In many instances, plaintiff’s counsel seeks the services of a so-called expert. The expert normally is retained to identify problems on the premises that fail to meet applicable building codes or standards, and then the expert goes on to opine that because of these failures, the plaintiff fell. This is obviously an attempt by plaintiff’s counsel to create a genuine issue of material fact, despite the plaintiff's failure to identify a root cause for the fall.

Courts confronted with this situation could easily determine that the presentation of expert testimony, even testimony lacking any real connection to a plaintiff’s testimony and circumstances, creates, at the very least, a genuine issue of material fact for a jury to decide.

However, the Trumbull County Court of Appeals clearly put the brakes on these last-minute attempts to create genuine issues of material fact through the use of so-called expert testimony.

In Mealy, the plaintiff had an brief appointment with the defendant. The plaintiff fell while his son unlocked the passenger side door of his car. The plaintiff had suffered a broken hip and subsequently died, and his son later sued Dr. Sudheendra. The son testified that he did not see his father fall and did not know the cause of the fall.

Dr. Sudheendra moved for summary judgment, and the plaintiff responded. The plaintiff submitted the affidavit of an architect, claiming that a properly maintained curb could have prevented the fall. The architect inspected the property and determined that there was a defect in the area in which the decedent fell. The trial court entered summary judgment in favor of Dr. Sudheendra.

The Court of Appeals affirmed the trial court’s judgment. The trial court stated that:

…the record demonstrates that no party was able to articulate the precise nature and location of the fall. Testimony established that neither appellant nor the decedent actually knew where or how the fall occurred.

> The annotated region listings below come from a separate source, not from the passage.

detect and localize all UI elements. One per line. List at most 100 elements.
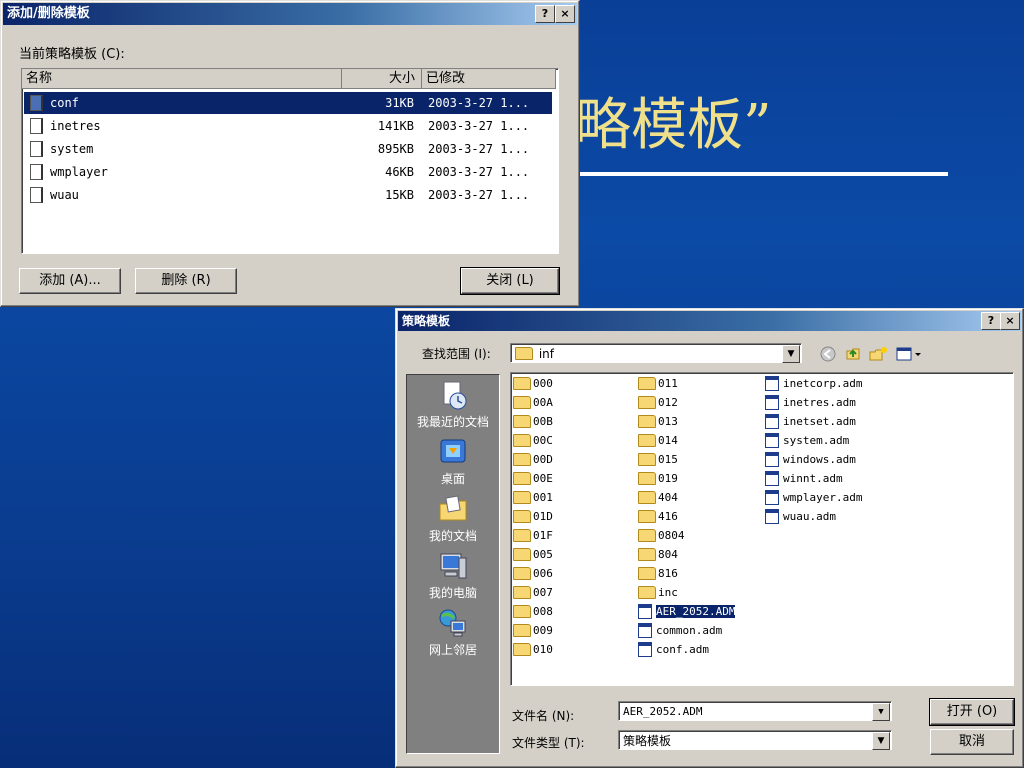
folder-item[interactable]: 005 xyxy=(513,546,553,564)
chevron-down-icon[interactable]: ▼ xyxy=(872,703,890,721)
close-icon[interactable]: × xyxy=(1000,312,1020,330)
my-documents-icon xyxy=(439,495,467,521)
file-item[interactable]: windows.adm xyxy=(765,451,856,469)
file-item[interactable]: wmplayer.adm xyxy=(765,489,862,507)
chevron-down-icon[interactable]: ▼ xyxy=(872,732,890,750)
add-button[interactable]: 添加 (A)... xyxy=(19,268,121,294)
place-recent[interactable]: 我最近的文档 xyxy=(407,379,499,430)
file-item[interactable]: inetset.adm xyxy=(765,413,856,431)
folder-item[interactable]: 007 xyxy=(513,584,553,602)
slide-underline xyxy=(580,172,948,176)
item-label: 00B xyxy=(533,415,553,428)
folder-item[interactable]: 008 xyxy=(513,603,553,621)
folder-icon xyxy=(513,585,531,599)
folder-icon xyxy=(513,566,531,580)
folder-item[interactable]: 00D xyxy=(513,451,553,469)
adm-file-icon xyxy=(765,413,779,429)
column-header-name[interactable]: 名称 xyxy=(22,69,342,89)
folder-item[interactable]: 00A xyxy=(513,394,553,412)
help-button[interactable]: ? xyxy=(535,5,555,23)
templates-list[interactable]: 名称 大小 已修改 conf 31KB 2003-3-27 1... inetr… xyxy=(21,68,559,254)
filename-combo[interactable]: AER_2052.ADM ▼ xyxy=(618,701,892,721)
column-header-size[interactable]: 大小 xyxy=(342,69,422,89)
delete-button[interactable]: 删除 (R) xyxy=(135,268,237,294)
item-label: 009 xyxy=(533,624,553,637)
folder-icon xyxy=(638,585,656,599)
file-list[interactable]: 000 00A 00B 00C 00D 00E 001 01D 01F 005 006 007 008 0… xyxy=(510,372,1014,686)
folder-item[interactable]: 019 xyxy=(638,470,678,488)
place-label: 我的电脑 xyxy=(428,586,477,600)
place-my-computer[interactable]: 我的电脑 xyxy=(407,550,499,601)
place-my-documents[interactable]: 我的文档 xyxy=(407,493,499,544)
chevron-down-icon[interactable]: ▼ xyxy=(782,345,800,363)
item-size: 31KB xyxy=(385,96,414,110)
list-item[interactable]: wmplayer 46KB 2003-3-27 1... xyxy=(24,161,552,183)
column-header-modified[interactable]: 已修改 xyxy=(422,69,556,89)
folder-item[interactable]: inc xyxy=(638,584,678,602)
place-network[interactable]: 网上邻居 xyxy=(407,607,499,658)
item-label: inetres.adm xyxy=(783,396,856,409)
list-item[interactable]: wuau 15KB 2003-3-27 1... xyxy=(24,184,552,206)
file-item[interactable]: conf.adm xyxy=(638,641,709,659)
close-button[interactable]: 关闭 (L) xyxy=(460,267,560,295)
list-item[interactable]: inetres 141KB 2003-3-27 1... xyxy=(24,115,552,137)
my-computer-icon xyxy=(440,553,467,579)
folder-icon xyxy=(513,642,531,656)
folder-item[interactable]: 012 xyxy=(638,394,678,412)
close-icon[interactable]: × xyxy=(555,5,575,23)
folder-icon xyxy=(638,509,656,523)
item-label: conf.adm xyxy=(656,643,709,656)
folder-item[interactable]: 013 xyxy=(638,413,678,431)
help-button[interactable]: ? xyxy=(981,312,1001,330)
folder-item[interactable]: 0804 xyxy=(638,527,685,545)
folder-item[interactable]: 006 xyxy=(513,565,553,583)
folder-item[interactable]: 009 xyxy=(513,622,553,640)
item-label: 010 xyxy=(533,643,553,656)
file-item[interactable]: winnt.adm xyxy=(765,470,843,488)
folder-item[interactable]: 015 xyxy=(638,451,678,469)
desktop-icon xyxy=(440,439,466,463)
folder-item[interactable]: 416 xyxy=(638,508,678,526)
folder-item[interactable]: 00B xyxy=(513,413,553,431)
folder-item[interactable]: 01F xyxy=(513,527,553,545)
folder-item[interactable]: 00C xyxy=(513,432,553,450)
item-label: AER_2052.ADM xyxy=(654,604,737,619)
adm-file-icon xyxy=(638,622,652,638)
back-icon[interactable] xyxy=(820,346,836,362)
file-item[interactable]: system.adm xyxy=(765,432,849,450)
filetype-label: 文件类型 (T): xyxy=(512,736,585,750)
item-label: 000 xyxy=(533,377,553,390)
folder-item[interactable]: 010 xyxy=(513,641,553,659)
folder-item[interactable]: 011 xyxy=(638,375,678,393)
column-header-size-label: 大小 xyxy=(388,71,415,86)
folder-item[interactable]: 00E xyxy=(513,470,553,488)
file-item[interactable]: inetres.adm xyxy=(765,394,856,412)
lookin-combo[interactable]: inf ▼ xyxy=(510,343,802,363)
view-menu-icon[interactable] xyxy=(896,346,922,362)
file-item[interactable]: inetcorp.adm xyxy=(765,375,862,393)
filetype-combo[interactable]: 策略模板 ▼ xyxy=(618,730,892,750)
place-desktop[interactable]: 桌面 xyxy=(407,436,499,487)
new-folder-icon[interactable] xyxy=(868,345,888,363)
folder-icon xyxy=(638,395,656,409)
up-folder-icon[interactable] xyxy=(844,345,862,363)
file-item[interactable]: AER_2052.ADM xyxy=(638,603,737,621)
list-item[interactable]: system 895KB 2003-3-27 1... xyxy=(24,138,552,160)
open-button[interactable]: 打开 (O) xyxy=(929,698,1015,726)
folder-item[interactable]: 01D xyxy=(513,508,553,526)
folder-item[interactable]: 804 xyxy=(638,546,678,564)
folder-item[interactable]: 001 xyxy=(513,489,553,507)
list-item[interactable]: conf 31KB 2003-3-27 1... xyxy=(24,92,552,114)
folder-icon xyxy=(513,433,531,447)
item-size: 15KB xyxy=(385,188,414,202)
folder-item[interactable]: 000 xyxy=(513,375,553,393)
item-label: windows.adm xyxy=(783,453,856,466)
file-item[interactable]: common.adm xyxy=(638,622,722,640)
file-item[interactable]: wuau.adm xyxy=(765,508,836,526)
item-name: system xyxy=(50,142,94,156)
folder-item[interactable]: 816 xyxy=(638,565,678,583)
folder-item[interactable]: 014 xyxy=(638,432,678,450)
folder-item[interactable]: 404 xyxy=(638,489,678,507)
item-label: inetset.adm xyxy=(783,415,856,428)
cancel-button[interactable]: 取消 xyxy=(930,729,1014,755)
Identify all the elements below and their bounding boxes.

The court further stated that the architect could not opine as to the cause of the fall. The court stated that:

As a matter of logic, one cannot, with reasonable certainty, determine the cause of an event whose essence and origination remains uncertain. . .

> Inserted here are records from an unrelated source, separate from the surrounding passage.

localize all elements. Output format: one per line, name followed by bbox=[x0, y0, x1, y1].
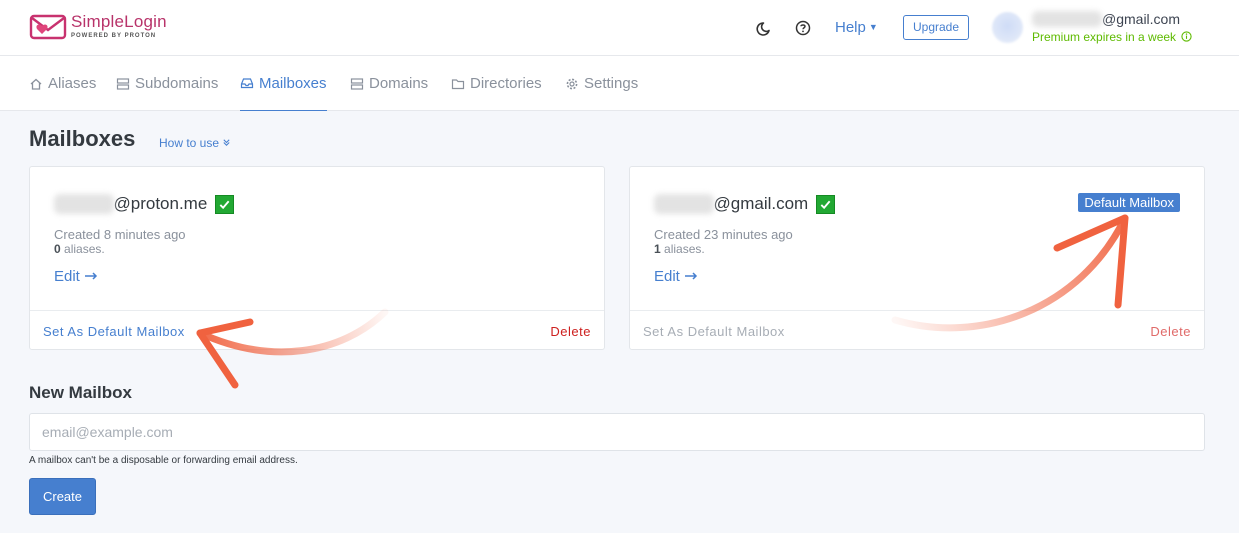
nav-settings-label: Settings bbox=[584, 75, 639, 92]
nav-directories[interactable]: Directories bbox=[451, 56, 542, 111]
mailbox-email-domain: @gmail.com bbox=[713, 194, 809, 213]
logo-title: SimpleLogin bbox=[71, 12, 167, 31]
nav-directories-label: Directories bbox=[470, 75, 542, 92]
premium-status[interactable]: Premium expires in a week bbox=[1032, 30, 1193, 44]
arrow-right-icon bbox=[685, 272, 698, 280]
alias-count-number: 0 bbox=[54, 242, 61, 256]
nav-aliases[interactable]: Aliases bbox=[29, 56, 96, 111]
mailbox-alias-count: 1 aliases. bbox=[654, 242, 705, 256]
mailbox-email-domain: @proton.me bbox=[113, 194, 208, 213]
upgrade-button[interactable]: Upgrade bbox=[903, 15, 969, 40]
inbox-icon bbox=[240, 78, 254, 89]
help-label: Help bbox=[835, 19, 866, 36]
mailbox-card-footer: Set As Default Mailbox Delete bbox=[630, 310, 1204, 350]
mailbox-card: xxxxxxx@gmail.com Default Mailbox Create… bbox=[629, 166, 1205, 350]
nav-settings[interactable]: Settings bbox=[565, 56, 638, 111]
redacted-username: xxxxxxx bbox=[654, 194, 714, 214]
mailbox-created: Created 8 minutes ago bbox=[54, 227, 186, 242]
mailbox-email: xxxxxxx@proton.me bbox=[54, 194, 235, 214]
alias-count-number: 1 bbox=[654, 242, 661, 256]
new-mailbox-hint: A mailbox can't be a disposable or forwa… bbox=[29, 455, 298, 466]
edit-label: Edit bbox=[54, 268, 80, 285]
nav-subdomains[interactable]: Subdomains bbox=[116, 56, 218, 111]
verified-check-icon bbox=[215, 194, 235, 214]
mailbox-alias-count: 0 aliases. bbox=[54, 242, 105, 256]
envelope-heart-icon bbox=[29, 14, 67, 40]
home-icon bbox=[30, 78, 42, 90]
nav-aliases-label: Aliases bbox=[48, 75, 97, 92]
verified-check-icon bbox=[816, 194, 836, 214]
arrow-right-icon bbox=[85, 272, 98, 280]
gear-icon bbox=[566, 78, 578, 89]
edit-link[interactable]: Edit bbox=[54, 268, 98, 285]
mailbox-email: xxxxxxx@gmail.com bbox=[654, 194, 836, 214]
edit-label: Edit bbox=[654, 268, 680, 285]
delete-mailbox-link-disabled: Delete bbox=[1150, 324, 1191, 339]
nav-mailboxes[interactable]: Mailboxes bbox=[240, 56, 327, 111]
chevrons-down-icon bbox=[223, 139, 230, 146]
user-email-domain: @gmail.com bbox=[1102, 11, 1181, 27]
page-title: Mailboxes bbox=[29, 126, 136, 151]
moon-icon[interactable] bbox=[756, 19, 774, 37]
nav-mailboxes-label: Mailboxes bbox=[259, 74, 327, 92]
edit-link[interactable]: Edit bbox=[654, 268, 698, 285]
user-email[interactable]: xxxxxxxxxx@gmail.com bbox=[1032, 11, 1180, 27]
default-mailbox-badge: Default Mailbox bbox=[1078, 193, 1180, 212]
set-default-mailbox-link[interactable]: Set As Default Mailbox bbox=[43, 324, 185, 339]
new-mailbox-title: New Mailbox bbox=[29, 383, 132, 402]
mailbox-card: xxxxxxx@proton.me Created 8 minutes ago … bbox=[29, 166, 605, 350]
alias-count-suffix: aliases. bbox=[60, 242, 105, 256]
main-nav: Aliases Subdomains Mailboxes Domains Dir… bbox=[0, 56, 1239, 111]
help-menu[interactable]: Help ▼ bbox=[835, 19, 878, 36]
caret-down-icon: ▼ bbox=[868, 22, 878, 32]
logo-subtitle: POWERED BY PROTON bbox=[71, 33, 157, 39]
new-mailbox-email-input[interactable] bbox=[29, 413, 1205, 451]
avatar[interactable] bbox=[992, 12, 1023, 43]
nav-domains-label: Domains bbox=[369, 75, 429, 92]
mailbox-created: Created 23 minutes ago bbox=[654, 227, 793, 242]
info-icon bbox=[1181, 31, 1193, 42]
simplelogin-logo[interactable]: SimpleLogin POWERED BY PROTON bbox=[29, 13, 167, 41]
redacted-username: xxxxxxxxxx bbox=[1032, 11, 1102, 27]
set-default-mailbox-link-disabled: Set As Default Mailbox bbox=[643, 324, 785, 339]
delete-mailbox-link[interactable]: Delete bbox=[550, 324, 591, 339]
redacted-username: xxxxxxx bbox=[54, 194, 114, 214]
help-circle-icon[interactable] bbox=[794, 19, 812, 37]
premium-text: Premium expires in a week bbox=[1032, 30, 1177, 44]
server-icon bbox=[116, 77, 130, 90]
top-header: SimpleLogin POWERED BY PROTON Help ▼ Upgr… bbox=[0, 0, 1239, 56]
how-to-use-link[interactable]: How to use bbox=[159, 136, 231, 150]
how-to-use-label: How to use bbox=[159, 136, 220, 150]
nav-domains[interactable]: Domains bbox=[350, 56, 428, 111]
alias-count-suffix: aliases. bbox=[660, 242, 705, 256]
server-icon bbox=[350, 77, 364, 90]
mailbox-card-footer: Set As Default Mailbox Delete bbox=[30, 310, 604, 350]
nav-subdomains-label: Subdomains bbox=[135, 75, 219, 92]
create-mailbox-button[interactable]: Create bbox=[29, 478, 96, 515]
folder-icon bbox=[451, 78, 465, 89]
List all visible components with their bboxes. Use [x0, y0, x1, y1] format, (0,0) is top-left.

The court indicated that the decedent’s fall can be neither verified nor falsified through expert opinion.

Thus, the Mealy case can be used by defense practitioners for a variety of purposes. First and foremost, the Mealy case can be used to defeat a motion for summary judgment where expert testimony bears no relationship whatsoever to the testimony of the plaintiff in a slip and fall case, especially where the plaintiff cannot identify why he fell.

Second, the Mealy case can be used in defending cases on appeal as authority for the proposition that expert testimony must meet the necessary standards of Civil Rule 56 in order to serve as admissible evidence in responding to a motion for summary judgment.

Third, the defense practitioner can use this case in an effort to exclude expert testimony in response to a motion for summary judgment. The defense practitioner should quickly move to strike any attempt to introduce non-foundational expert evidence so that the trial court does not rely on the expert report or affidavit in ruling on the motion for summary judgment.

Fourth, defense practitioners can also use this case in excluding expert evidence in preparation for trial should the trial court deny the motion for summary judgment. Surely, the very same reasons for foundation and admissibility apply to preparing a case for trial and for pretrial motions in limine.

The Mealy case can assist defense practitioners in attacking so-called expert testimony, both in terms of its very admissibility in responding to motions for summary judgment and in its very foundations in establishing expert testimony.